After attending an amazing wedding of some dear college friends this weekend, I was definitely struck by the number of people who came up to me and mentioned that they had read some of this blog. While at my 5th year reunion two weeks prior, I heard the same thing. While a personal blog like this is, at its essence, a vanity project, it still makes me feel a little weird that people are reading my thoughts – even if I do push every update to Facebook. I mean, I don’t know that I would actually read what I write.
Even so, thank you for the support – after a few weeks of radio silence, I’ve decided to resume communications. I won’t prattle on about what made me stop for a bit (and if you’ve seen me in the past few weeks, you’ve definitely heard me bitch about how busy I was), but here’s a triumphant return to the world of vanity blogging.
Part of what made me pause in the first place was concern that I’d basically covered all the ground that I was going to cover. The last thing I want to do is wrap up my same, general crazy in a new form every post. You know that I’m a perfectionist, prone to depression, and can’t plan or organize to save my life. I can’t keep hammering these same points home over and over again without actually doing something about them. My whole list of “100 Days Till 27” was supposed to be this kick-start into action, but it honestly just turned into an excuse to flagellate myself weekly for not achieving this “ideal” self. Seeing as my 27th birthday is now just a week away, I’m not sure that beating up on myself for the next week and trying to make grand, year-defining gestures is the best use of my time at the moment, anyways.
I had a moment on Sunday evening, after the reception, but before the first, aborted after-party, where I sat in our push-button-star Nissan rental with Lovely Wife, taking a moment to get away from the din and enjoy some A/C. It was in that moment that I realized that I felt content with life – I used the word happy at the time, but I think that that may have been a bit simplistic. It was a moment where I couldn’t think of a single thing weighing on my mind – “God’s in his heaven, all’s right with the world” (strange words coming from an agnostic, but allow me that indulgence).
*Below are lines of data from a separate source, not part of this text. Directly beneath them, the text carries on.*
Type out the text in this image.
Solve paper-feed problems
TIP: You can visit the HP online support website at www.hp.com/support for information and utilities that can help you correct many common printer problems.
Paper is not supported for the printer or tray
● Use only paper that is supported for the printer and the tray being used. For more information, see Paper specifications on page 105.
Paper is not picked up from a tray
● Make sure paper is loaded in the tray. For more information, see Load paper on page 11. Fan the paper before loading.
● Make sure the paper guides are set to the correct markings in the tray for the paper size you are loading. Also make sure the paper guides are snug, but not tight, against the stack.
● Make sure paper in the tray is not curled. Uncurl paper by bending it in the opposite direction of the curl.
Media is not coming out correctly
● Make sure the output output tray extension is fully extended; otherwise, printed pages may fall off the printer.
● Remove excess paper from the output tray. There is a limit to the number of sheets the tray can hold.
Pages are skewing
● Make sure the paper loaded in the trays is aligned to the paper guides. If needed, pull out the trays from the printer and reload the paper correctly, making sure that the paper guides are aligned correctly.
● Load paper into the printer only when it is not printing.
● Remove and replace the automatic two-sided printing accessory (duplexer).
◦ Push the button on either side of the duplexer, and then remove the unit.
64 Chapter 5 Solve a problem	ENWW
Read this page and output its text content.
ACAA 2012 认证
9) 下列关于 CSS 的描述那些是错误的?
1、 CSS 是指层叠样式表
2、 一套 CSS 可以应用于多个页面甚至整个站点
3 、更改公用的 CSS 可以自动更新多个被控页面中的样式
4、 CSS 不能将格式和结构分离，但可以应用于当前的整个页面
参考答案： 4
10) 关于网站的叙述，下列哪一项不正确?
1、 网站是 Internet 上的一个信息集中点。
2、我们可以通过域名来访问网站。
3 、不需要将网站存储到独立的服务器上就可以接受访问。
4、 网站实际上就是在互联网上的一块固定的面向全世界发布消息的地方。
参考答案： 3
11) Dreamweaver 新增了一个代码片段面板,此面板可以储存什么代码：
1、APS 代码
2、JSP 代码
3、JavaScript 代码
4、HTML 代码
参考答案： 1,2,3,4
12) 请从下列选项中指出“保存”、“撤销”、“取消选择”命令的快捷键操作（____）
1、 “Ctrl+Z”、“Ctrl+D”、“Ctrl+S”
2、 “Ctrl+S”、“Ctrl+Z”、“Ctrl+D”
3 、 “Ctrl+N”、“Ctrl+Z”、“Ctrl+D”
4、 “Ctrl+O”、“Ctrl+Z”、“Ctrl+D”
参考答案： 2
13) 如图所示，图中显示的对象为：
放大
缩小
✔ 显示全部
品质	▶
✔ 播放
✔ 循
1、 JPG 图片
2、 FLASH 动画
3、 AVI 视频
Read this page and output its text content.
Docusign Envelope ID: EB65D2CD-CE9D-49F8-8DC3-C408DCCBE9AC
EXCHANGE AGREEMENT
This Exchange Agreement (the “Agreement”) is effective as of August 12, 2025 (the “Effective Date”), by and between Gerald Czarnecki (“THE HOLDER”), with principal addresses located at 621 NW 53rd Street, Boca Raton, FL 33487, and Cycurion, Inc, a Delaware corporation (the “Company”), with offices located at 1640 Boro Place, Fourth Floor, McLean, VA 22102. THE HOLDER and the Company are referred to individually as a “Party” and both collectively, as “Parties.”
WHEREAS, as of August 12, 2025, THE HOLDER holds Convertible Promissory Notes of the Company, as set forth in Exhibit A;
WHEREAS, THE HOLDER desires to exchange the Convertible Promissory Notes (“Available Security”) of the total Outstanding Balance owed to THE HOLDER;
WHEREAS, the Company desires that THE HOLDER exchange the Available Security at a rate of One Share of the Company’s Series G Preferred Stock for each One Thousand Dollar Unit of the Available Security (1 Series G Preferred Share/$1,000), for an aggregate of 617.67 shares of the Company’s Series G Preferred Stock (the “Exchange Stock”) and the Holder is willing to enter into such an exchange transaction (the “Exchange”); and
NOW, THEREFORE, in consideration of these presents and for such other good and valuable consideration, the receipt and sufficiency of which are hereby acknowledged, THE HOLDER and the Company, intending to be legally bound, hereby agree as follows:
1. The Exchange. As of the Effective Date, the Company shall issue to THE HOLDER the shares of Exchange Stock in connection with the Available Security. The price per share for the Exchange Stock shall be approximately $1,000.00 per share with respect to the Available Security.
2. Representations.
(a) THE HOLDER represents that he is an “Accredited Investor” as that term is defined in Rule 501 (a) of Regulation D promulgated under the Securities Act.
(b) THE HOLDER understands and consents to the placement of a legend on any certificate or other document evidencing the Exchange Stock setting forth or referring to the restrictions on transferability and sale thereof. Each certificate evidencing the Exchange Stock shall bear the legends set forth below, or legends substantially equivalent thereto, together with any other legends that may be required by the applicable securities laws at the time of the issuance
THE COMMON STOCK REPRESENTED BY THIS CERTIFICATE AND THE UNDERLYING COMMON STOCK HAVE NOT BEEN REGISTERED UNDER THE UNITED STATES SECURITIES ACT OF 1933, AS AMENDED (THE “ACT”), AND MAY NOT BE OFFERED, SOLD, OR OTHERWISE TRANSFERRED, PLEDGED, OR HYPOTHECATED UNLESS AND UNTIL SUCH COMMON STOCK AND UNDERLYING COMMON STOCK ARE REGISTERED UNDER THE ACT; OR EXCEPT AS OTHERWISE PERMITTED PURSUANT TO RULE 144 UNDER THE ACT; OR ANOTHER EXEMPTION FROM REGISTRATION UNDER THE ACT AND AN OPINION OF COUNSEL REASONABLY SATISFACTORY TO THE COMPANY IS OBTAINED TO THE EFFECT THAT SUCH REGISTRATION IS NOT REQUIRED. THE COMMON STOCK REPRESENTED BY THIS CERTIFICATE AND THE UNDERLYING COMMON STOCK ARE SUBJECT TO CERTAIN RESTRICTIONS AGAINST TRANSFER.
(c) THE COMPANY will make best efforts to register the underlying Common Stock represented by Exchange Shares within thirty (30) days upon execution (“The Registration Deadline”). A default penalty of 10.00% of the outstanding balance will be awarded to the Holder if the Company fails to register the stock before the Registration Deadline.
Now, considering that at the moment, the only pressing thought may have been if I’d chilled the champagne well enough for the after-after-party, reaching self-actualization wasn’t that impressive.
What was important to me, though, is that I finally finally had a baseline.
I can’t remember the last time I had a moment like that – no self-doubt, no fear, no anxiety. Everything was ok in that moment. For all I cared at the moment, I’d hit nirvana. I understand that life isn’t free from anxiety or worry, and I know that believing that I can go through a busy time in my life without some worry is a bit naive, but on the other hand, I now have something to aim for. Instead of firing blindly at a theoretical target, I’ve now understand what that kind of contentment feels like.
Now, I just have to make sure that I don’t flagellate myself when I can’t readily achieve that every waking moment of every day.
The other take away from the past few weeks of interacting with friends old and new is that I’m not the only person with these feelings and pressures. Some of the most successful people I know (academically, socially, or professionally) have the same feelings of doubt, distraction, and distrust. Now, they’re not stupid enough to write 750 words about it publicly, but then again, I always said that I was a mid-to-below average student at college. It’s crass of me to point and go, “Hey! I’m not the only kid who’s fucked up! They’re all fucked up too!” and I don’t think that’s what I’m doing here. It’s more of a, “We’re all in this together.”
If looking at my crazy ramblings makes you feel better about yourself, or if you gain any measure of insight form my words, that’s as good as I can manage. Knowing that there are folks out there, just like me, who perhaps deal with it in different ways, not only makes me feel less adrift, but also more resolute in my drive to change some of these aspects of myself and become better.
So I’m back – radio silence is over. Resume transmission.